The tranquillity of a pastel sea and sky was shattered by a sunrise bearing a rim of green on its otherwise golden orb. Warm and windless was the day. The water was a mirror of the sky, naked and set to expose even the subtlest of movements near or beneath its surface. Our images looked back at us as we leaned over the bow. Propelled forward by the pressure wave as our prow cut through the deep, a mother and calf bottlenose dolphin seemed to celebrate the exhilaration of a perfect springtime morn.

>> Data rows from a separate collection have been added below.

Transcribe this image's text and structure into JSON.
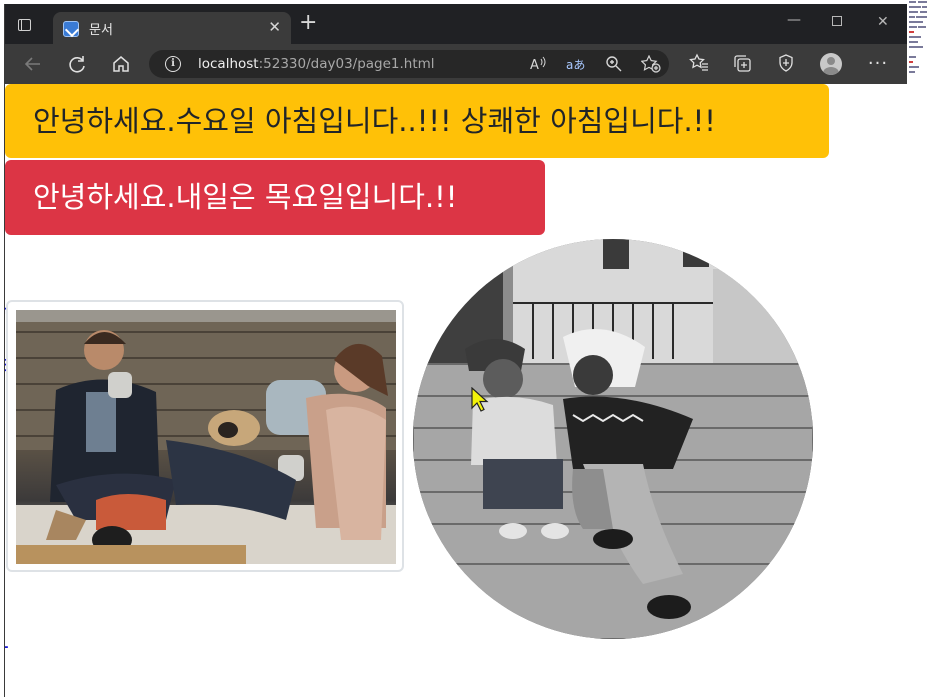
{
  "browser": {
    "tab_title": "문서",
    "tab_close": "✕",
    "new_tab": "+",
    "url_host": "localhost",
    "url_rest": ":52330/day03/page1.html",
    "window_controls": {
      "minimize": "—",
      "close": "✕"
    }
  },
  "icons": {
    "back": "back-arrow-icon",
    "reload": "reload-icon",
    "home": "home-icon",
    "info": "site-info-icon",
    "read_aloud": "read-aloud-icon",
    "translate": "translate-icon",
    "zoom": "zoom-icon",
    "add_favorite": "add-favorite-icon",
    "favorites": "favorites-icon",
    "collections": "collections-icon",
    "security": "shield-icon",
    "profile": "profile-icon",
    "more": "more-icon"
  },
  "page": {
    "alert_warning": "안녕하세요.수요일 아침입니다..!!! 상쾌한 아침입니다.!!",
    "alert_danger": "안녕하세요.내일은 목요일입니다.!!",
    "colors": {
      "warning": "#ffc107",
      "danger": "#dc3545"
    }
  }
}
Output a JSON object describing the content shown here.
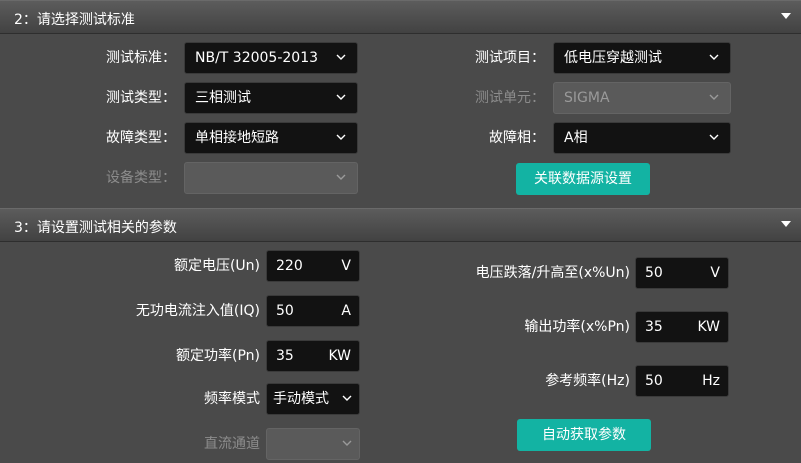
{
  "section2": {
    "title": "2：请选择测试标准",
    "fields": {
      "standard": {
        "label": "测试标准：",
        "value": "NB/T 32005-2013"
      },
      "test_type": {
        "label": "测试类型：",
        "value": "三相测试"
      },
      "fault_type": {
        "label": "故障类型：",
        "value": "单相接地短路"
      },
      "device_type": {
        "label": "设备类型：",
        "value": ""
      },
      "test_item": {
        "label": "测试项目：",
        "value": "低电压穿越测试"
      },
      "test_unit": {
        "label": "测试单元：",
        "value": "SIGMA"
      },
      "fault_phase": {
        "label": "故障相：",
        "value": "A相"
      }
    },
    "link_button": "关联数据源设置"
  },
  "section3": {
    "title": "3：请设置测试相关的参数",
    "fields": {
      "rated_voltage": {
        "label": "额定电压(Un)",
        "value": "220",
        "unit": "V"
      },
      "reactive_current": {
        "label": "无功电流注入值(IQ)",
        "value": "50",
        "unit": "A"
      },
      "rated_power": {
        "label": "额定功率(Pn)",
        "value": "35",
        "unit": "KW"
      },
      "freq_mode": {
        "label": "频率模式",
        "value": "手动模式"
      },
      "dc_channel": {
        "label": "直流通道",
        "value": ""
      },
      "voltage_drop": {
        "label": "电压跌落/升高至(x%Un)",
        "value": "50",
        "unit": "V"
      },
      "output_power": {
        "label": "输出功率(x%Pn)",
        "value": "35",
        "unit": "KW"
      },
      "ref_freq": {
        "label": "参考频率(Hz)",
        "value": "50",
        "unit": "Hz"
      }
    },
    "auto_button": "自动获取参数"
  }
}
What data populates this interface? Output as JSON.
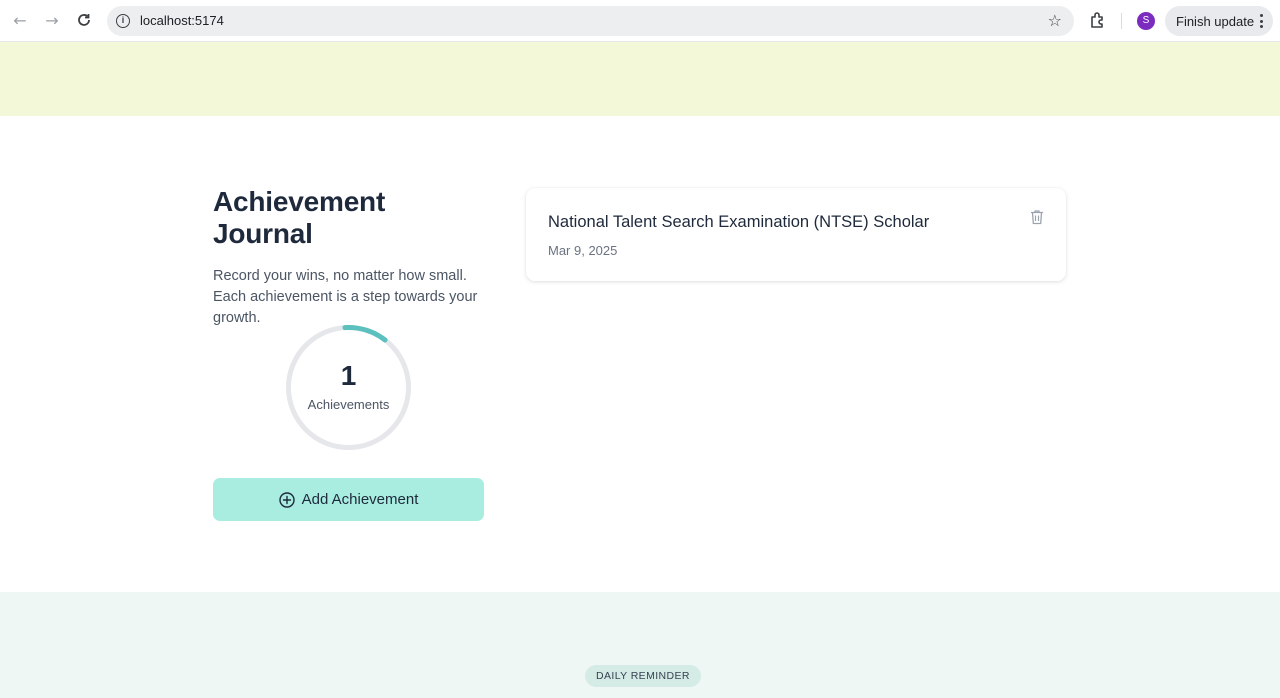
{
  "browser": {
    "url": "localhost:5174",
    "avatar_initial": "S",
    "finish_update_label": "Finish update"
  },
  "journal": {
    "title": "Achievement Journal",
    "description": "Record your wins, no matter how small. Each achievement is a step towards your growth.",
    "count": "1",
    "count_label": "Achievements",
    "add_button_label": "Add Achievement"
  },
  "achievements": [
    {
      "title": "National Talent Search Examination (NTSE) Scholar",
      "date": "Mar 9, 2025"
    }
  ],
  "footer": {
    "badge": "DAILY REMINDER"
  },
  "colors": {
    "accent": "#5bc0be",
    "top_band": "#f3f8d8",
    "button_bg": "#a8ede0",
    "bottom_band": "#eff7f5"
  }
}
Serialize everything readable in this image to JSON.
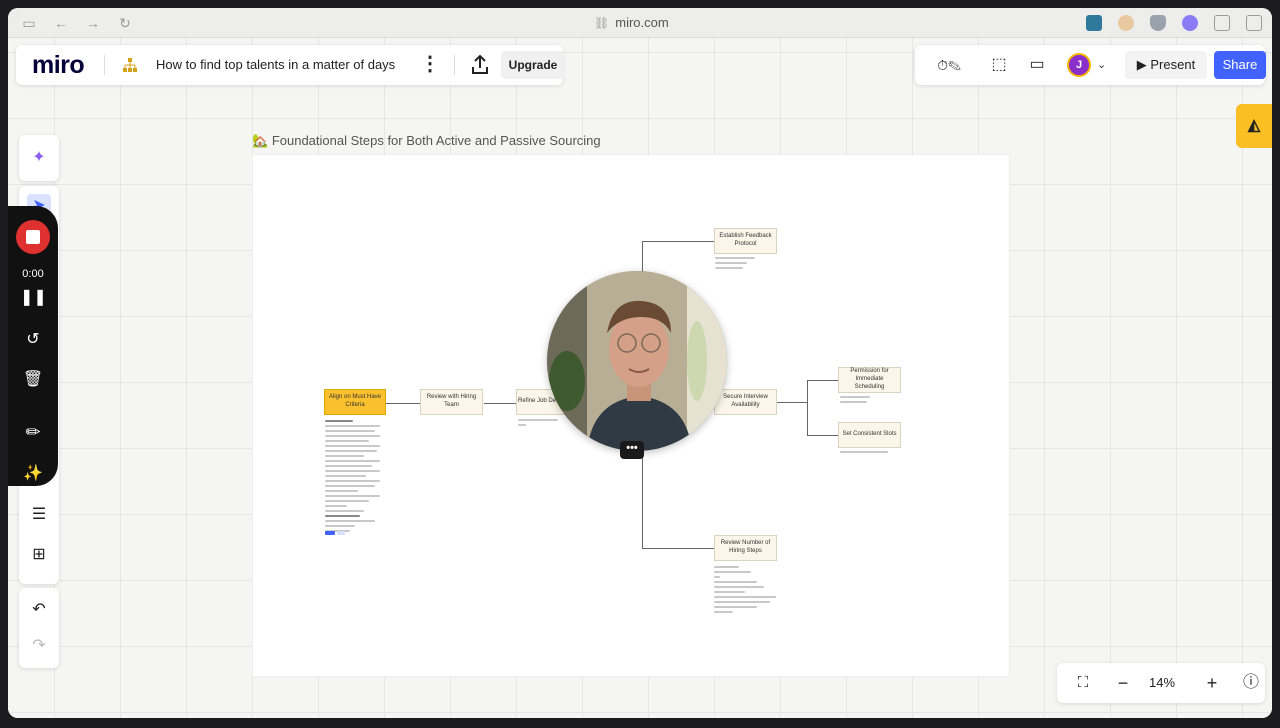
{
  "browser": {
    "url": "miro.com"
  },
  "app": {
    "logo": "miro",
    "board_title": "How to find top talents in a matter of days",
    "upgrade_label": "Upgrade",
    "present_label": "Present",
    "share_label": "Share",
    "avatar_initial": "J",
    "accent_color": "#4262ff",
    "avatar_color": "#8b2fc9"
  },
  "recording": {
    "time": "0:00"
  },
  "frame": {
    "title": "Foundational Steps for Both Active and Passive Sourcing",
    "title_icon": "house-icon"
  },
  "nodes": {
    "align": "Align on Must Have Criteria",
    "review_team": "Review with Hiring Team",
    "refine_job": "Refine Job Desc",
    "establish_feedback": "Establish Feedback Protocol",
    "secure_interview": "Secure Interview Availability",
    "permission": "Permission for Immediate Scheduling",
    "set_slots": "Set Consistent Slots",
    "review_steps": "Review Number of Hiring Steps"
  },
  "zoom": {
    "level": "14%"
  }
}
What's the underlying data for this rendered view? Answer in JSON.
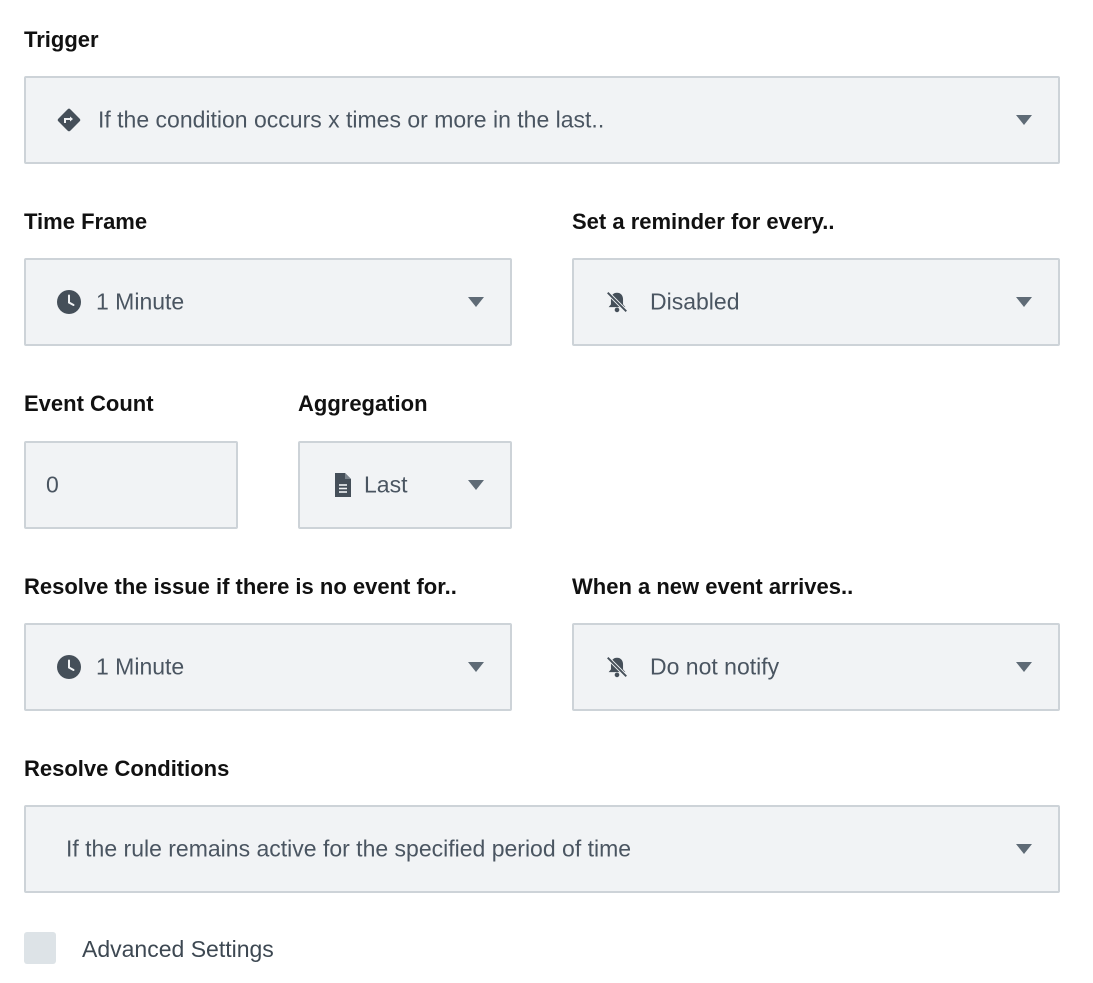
{
  "trigger": {
    "label": "Trigger",
    "value": "If the condition occurs x times or more in the last..",
    "icon": "direction-diamond-icon"
  },
  "time_frame": {
    "label": "Time Frame",
    "value": "1 Minute",
    "icon": "clock-icon"
  },
  "reminder": {
    "label": "Set a reminder for every..",
    "value": "Disabled",
    "icon": "bell-off-icon"
  },
  "event_count": {
    "label": "Event Count",
    "value": "0"
  },
  "aggregation": {
    "label": "Aggregation",
    "value": "Last",
    "icon": "document-icon"
  },
  "resolve_timeout": {
    "label": "Resolve the issue if there is no event for..",
    "value": "1 Minute",
    "icon": "clock-icon"
  },
  "new_event": {
    "label": "When a new event arrives..",
    "value": "Do not notify",
    "icon": "bell-off-icon"
  },
  "resolve_conditions": {
    "label": "Resolve Conditions",
    "value": "If the rule remains active for the specified period of time"
  },
  "advanced_settings": {
    "label": "Advanced Settings",
    "checked": false
  },
  "colors": {
    "field_bg": "#f1f3f5",
    "field_border": "#cdd3d8",
    "icon": "#454f59",
    "text": "#4a5561"
  }
}
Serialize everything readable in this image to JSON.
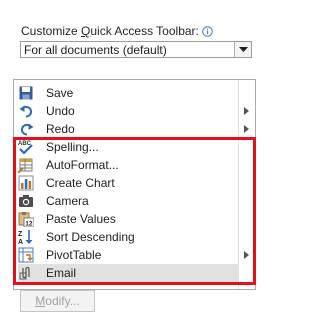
{
  "toolbar_section": {
    "title_before": "Customize ",
    "title_accel": "Q",
    "title_after": "uick Access Toolbar:",
    "scope_dropdown_value": "For all documents (default)"
  },
  "commands": [
    {
      "label": "Save",
      "icon": "save-icon",
      "has_submenu": false
    },
    {
      "label": "Undo",
      "icon": "undo-icon",
      "has_submenu": true
    },
    {
      "label": "Redo",
      "icon": "redo-icon",
      "has_submenu": true
    },
    {
      "label": "Spelling...",
      "icon": "spelling-icon",
      "has_submenu": false
    },
    {
      "label": "AutoFormat...",
      "icon": "autoformat-icon",
      "has_submenu": false
    },
    {
      "label": "Create Chart",
      "icon": "chart-icon",
      "has_submenu": false
    },
    {
      "label": "Camera",
      "icon": "camera-icon",
      "has_submenu": false
    },
    {
      "label": "Paste Values",
      "icon": "paste-values-icon",
      "has_submenu": false
    },
    {
      "label": "Sort Descending",
      "icon": "sort-descending-icon",
      "has_submenu": false
    },
    {
      "label": "PivotTable",
      "icon": "pivottable-icon",
      "has_submenu": true
    },
    {
      "label": "Email",
      "icon": "email-icon",
      "has_submenu": false,
      "selected": true
    }
  ],
  "buttons": {
    "modify_before": "",
    "modify_accel": "M",
    "modify_after": "odify..."
  },
  "colors": {
    "highlight_border": "#e0101e",
    "selected_row": "#e1e1e1",
    "save_blue": "#3a5a9a",
    "arrow_blue": "#2e6cb5"
  }
}
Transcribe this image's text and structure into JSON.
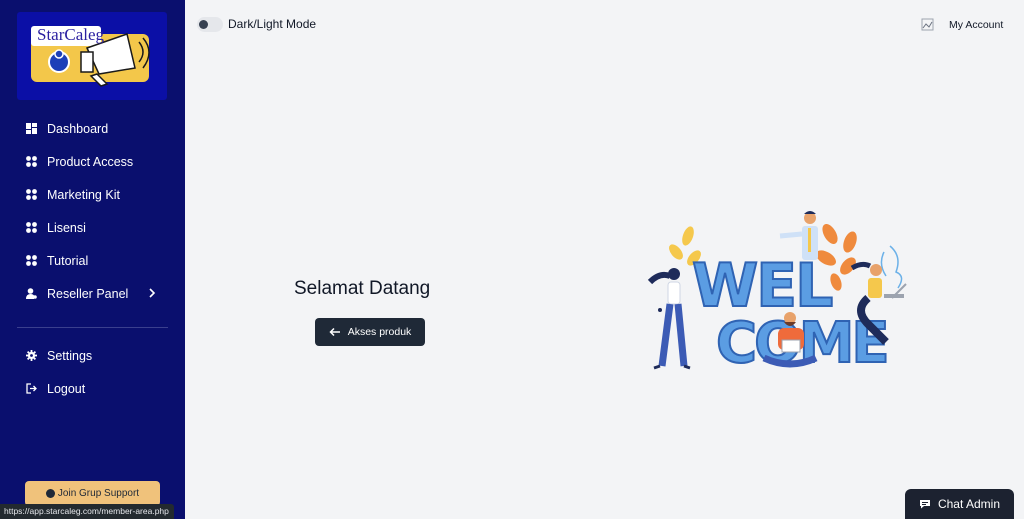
{
  "sidebar": {
    "logo_text": "StarCaleg",
    "items": [
      {
        "label": "Dashboard",
        "icon": "dashboard-icon"
      },
      {
        "label": "Product Access",
        "icon": "grid-icon"
      },
      {
        "label": "Marketing Kit",
        "icon": "grid-icon"
      },
      {
        "label": "Lisensi",
        "icon": "grid-icon"
      },
      {
        "label": "Tutorial",
        "icon": "grid-icon"
      },
      {
        "label": "Reseller Panel",
        "icon": "user-settings-icon",
        "has_submenu": true
      }
    ],
    "secondary_items": [
      {
        "label": "Settings",
        "icon": "gear-icon"
      },
      {
        "label": "Logout",
        "icon": "logout-icon"
      }
    ],
    "support_button": "Join Grup Support"
  },
  "topbar": {
    "mode_label": "Dark/Light Mode",
    "account_label": "My Account"
  },
  "main": {
    "title": "Selamat Datang",
    "button_label": "Akses produk",
    "illustration_words": [
      "WEL",
      "COME"
    ]
  },
  "chat": {
    "label": "Chat Admin"
  },
  "status_bar": {
    "url": "https://app.starcaleg.com/member-area.php"
  },
  "colors": {
    "sidebar_bg": "#0a0f6e",
    "main_bg": "#f3f4f6",
    "button_dark": "#1f2937",
    "support_bg": "#f0c27b"
  }
}
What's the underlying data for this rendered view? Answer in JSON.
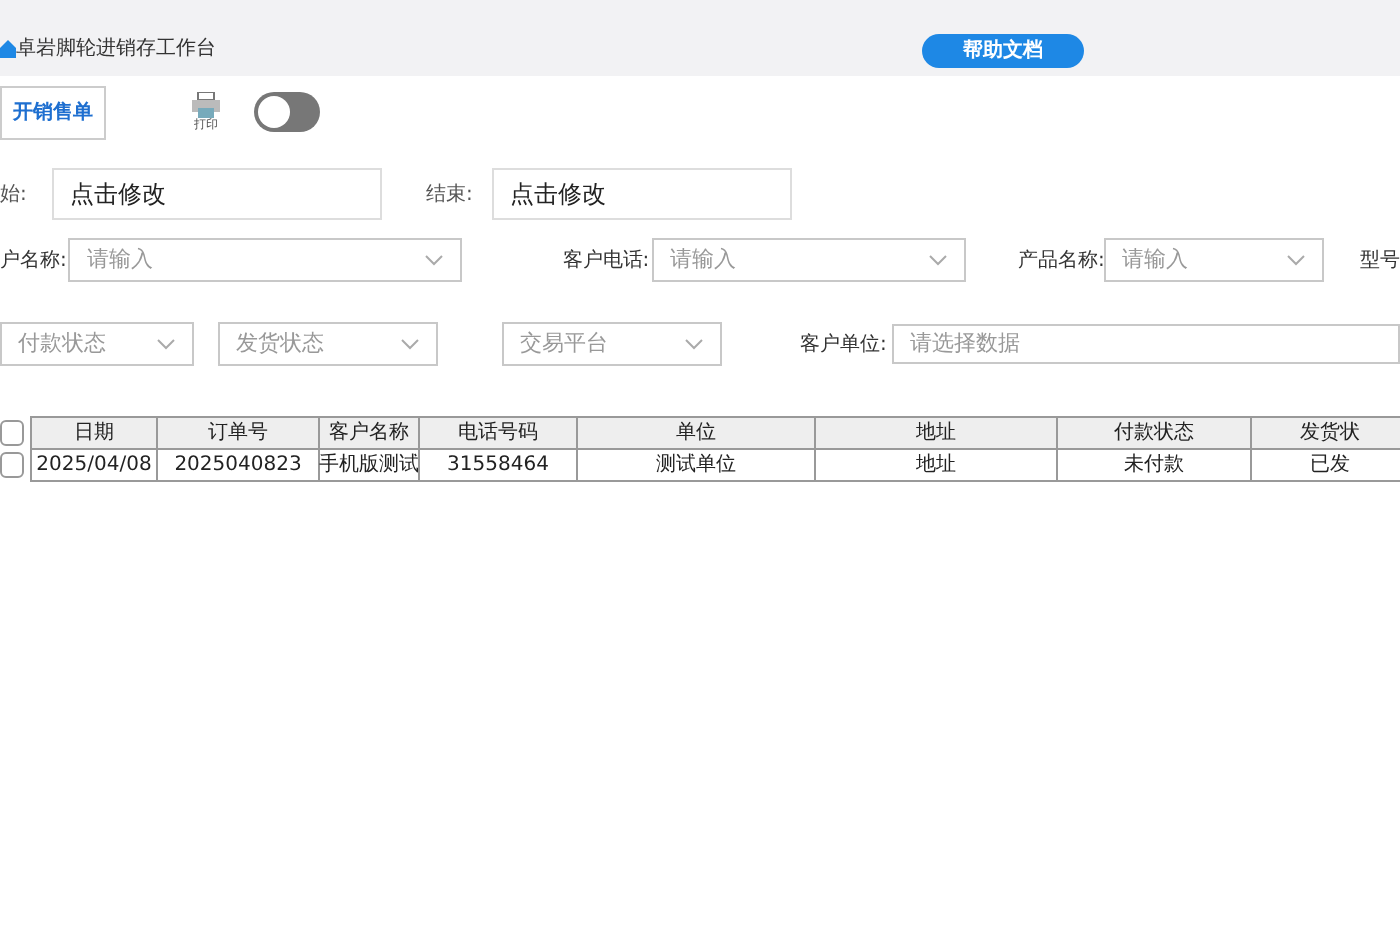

We rejoiced too as action presented itself to us in scenes so rapid no one dared venture from our vantage point. First came the birds. Flights of boobies, blue-footed and brown competed with miniscule squadrons of murrelets and even a hummingbird far from the shore. But then the blows appeared. Never did more than ten minutes elapse without a geyser, a twenty-foot plume exhaled by the largest mammals to have ever lived on this earth. First they arrived singly and then in pairs. Mottled blue backs and tiny dorsal fins contrasted markedly with the sleek steel gray skin and larger fins of the second largest whale, the fin. Mothers and calves of both species attested to the perfection of the Gulf for breeding and feeding and raising of young. Camera shutters clicked as the unusual occurred. Our blue whales were "flukers", some of the few who raised their tails high, waterfalls of light trailing off their sleek pointed tips as they initiated a dive.

Suddenly in the distance a dark wave appeared, advancing toward us like a tsunami of sorts. Possibly a mile wide, the swell approached, finally resolving itself into the popcorn-like movements of three hundred or more common dolphins. The water became like broken glass. Light shimmered and reflected off the fractured surface, churned by two-toned bodies seemingly enjoying the stimulation provided by our circling wake. As the day progressed and the temperature rose, we sent our kayaks out to ply the southern shores of Isla del Carmen. Even here the whales found us, cruising in parallel routes with ours.

Our shore-based dinner amphitheater looked out upon the sea as it echoed the pastel pinks and blues of morning. Darkness drew across the sky, punctuated by the lights of distant stars set in patterns from which legends were born.

And at the end of the day the blackness of a nighttime sea sparkled with green bioluminescence.